Each patient has individual needs, whether it is managing a job, applying for disability stipends, or paying for chemotherapy treatments, as well as more mundane tasks, such as arranging transportation to the clinic. Whittle often helps patients manage these aspects of their lives. "There's a lot I get involved in," she says.
When it comes to breast cancer, the patient-nurse relationships can also be long-term. "After they get diagnosed, it can be a six-month process where I see a patient maybe once a week. You do build up a relationship with them," Whittle explains. "From that you find out what is and what isn't working for them for managing their pain. It's not just sticking an IV in and giving them a drug and sending them on their way."

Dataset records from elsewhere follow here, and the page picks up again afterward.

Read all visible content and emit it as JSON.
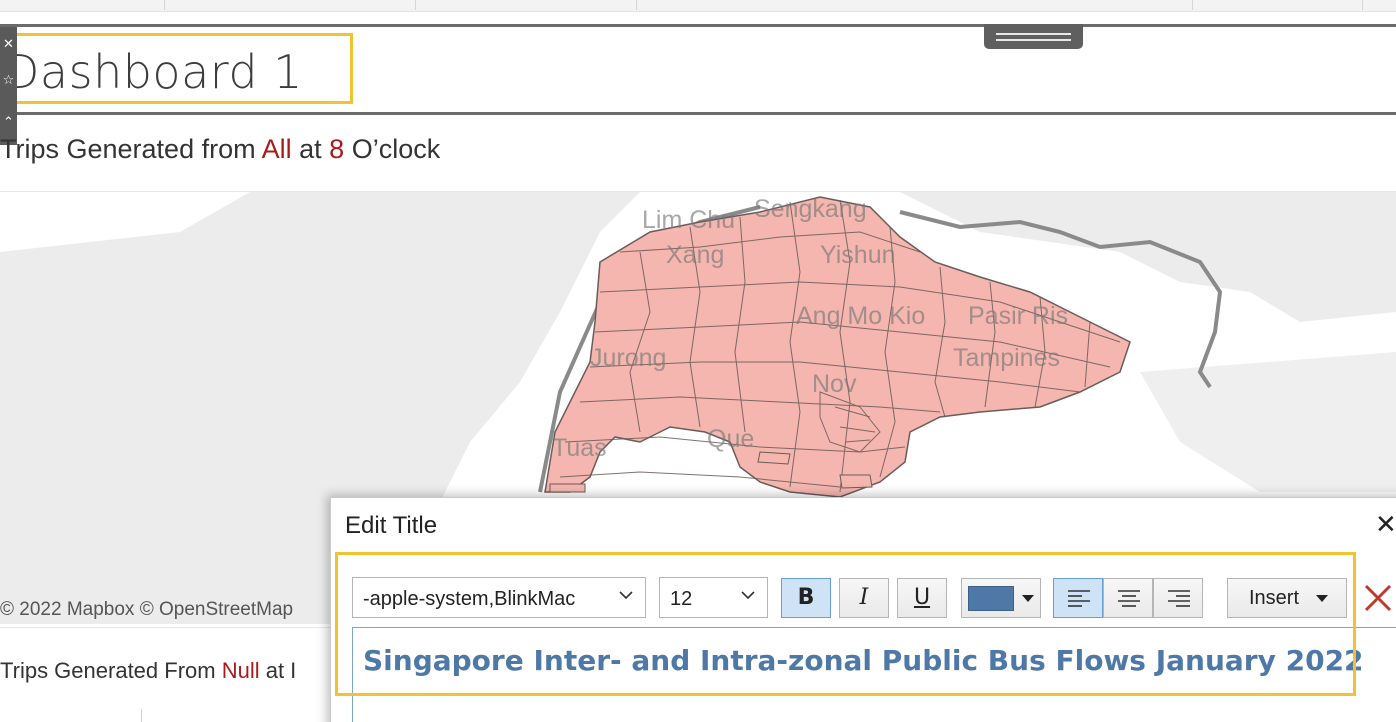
{
  "dashboard": {
    "title": "Dashboard 1"
  },
  "left_toolbar": {
    "icons": [
      "close-icon",
      "pin-icon",
      "more-icon"
    ]
  },
  "worksheet1": {
    "title_prefix": "Trips Generated from ",
    "origin": "All",
    "mid": " at ",
    "hour": "8",
    "suffix": " O’clock"
  },
  "map": {
    "labels": {
      "lim_chu_kang": "Lim Chu",
      "sengkang": "Sengkang",
      "kranji": "Xang",
      "yishun": "Yishun",
      "ang_mo_kio": "Ang Mo Kio",
      "pasir_ris": "Pasir Ris",
      "jurong": "Jurong",
      "tampines": "Tampines",
      "novena": "Nov",
      "queenstown": "Que",
      "tuas": "Tuas"
    },
    "region_fill": "#f4b6ae",
    "attribution": "© 2022 Mapbox © OpenStreetMap"
  },
  "worksheet2": {
    "title_prefix": "Trips Generated From ",
    "origin": "Null",
    "mid": " at I"
  },
  "edit_title_dialog": {
    "title": "Edit Title",
    "close_glyph": "✕",
    "font_family_value": "-apple-system,BlinkMac",
    "font_size_value": "12",
    "bold_label": "B",
    "italic_label": "I",
    "underline_label": "U",
    "text_color": "#4e79a7",
    "insert_label": "Insert",
    "editor_text": "Singapore Inter- and Intra-zonal Public Bus Flows January 2022"
  },
  "colors": {
    "highlight_border": "#f1c232",
    "accent_red": "#aa1a1a",
    "toolbar_dark": "#5a5a5a"
  }
}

Yet, for all the happiness that comes with seeing a patient through to remission, oncology nurses must also prepare for the inevitable bleak diagnoses— losing patients after bonding with them over long-term treatments. Fortunately, even when a patient's breast cancer is not curable, they often survive for many years. "It's [about] management," Whittle says. "I've had patients who have had it for 15 years. I see them on a regular basis and in that course of time a lot of issues come up. Ambulatory care is very different and very challenging, but it's very rewarding at the same time. I get to have a relationship with my patients and I love that feel. I become like part of their family.
"With oncology, they have new research and drugs that they didn't have four or five years ago. People may think, 'Oh everyone in this [area] dies.' While that may be, we can help someone graduate from college and it's nice to see."
While Whittle says she sees many Asian and African American patients, she calls cancer thegreat equalizer. "Breast cancer does not differentiate, but sadly sometimes socioeconomic status affects diagnosis," she says. "I think overall we are making progress with breast cancer. Every year people are getting diagnosed at an earlier stage. When people are diagnosed at stage 1 and stage 2 instead of stage 3 or 4, there is a much better outcome."
Research has changed the way patients are treated over the years. "The way I treated patients four or five years ago may not be the same today," Whittle says. "I'm not a 'research nurse' but I do participate in research. We have a patient on a clinical trial and I administer the drug."
And when you approach the work with passion, you truly make a difference, regardless of where you work or whom you're treating. "It sounds corny but it's one of those things where everyday you feel like you've made a difference in somebody's life, and as a nurse you do. Sometimes it's just holding a patient's hand or just listening to a patient," Whittle says. "Nursing is a science and it's an art; there's a lot they don't teach you in nursing school, but if you like it, and you are a people person, you learn. I just love being a nurse. I encourage anybody who is considering that position to go for it. I feel grateful everyday and appreciated by patients and their families."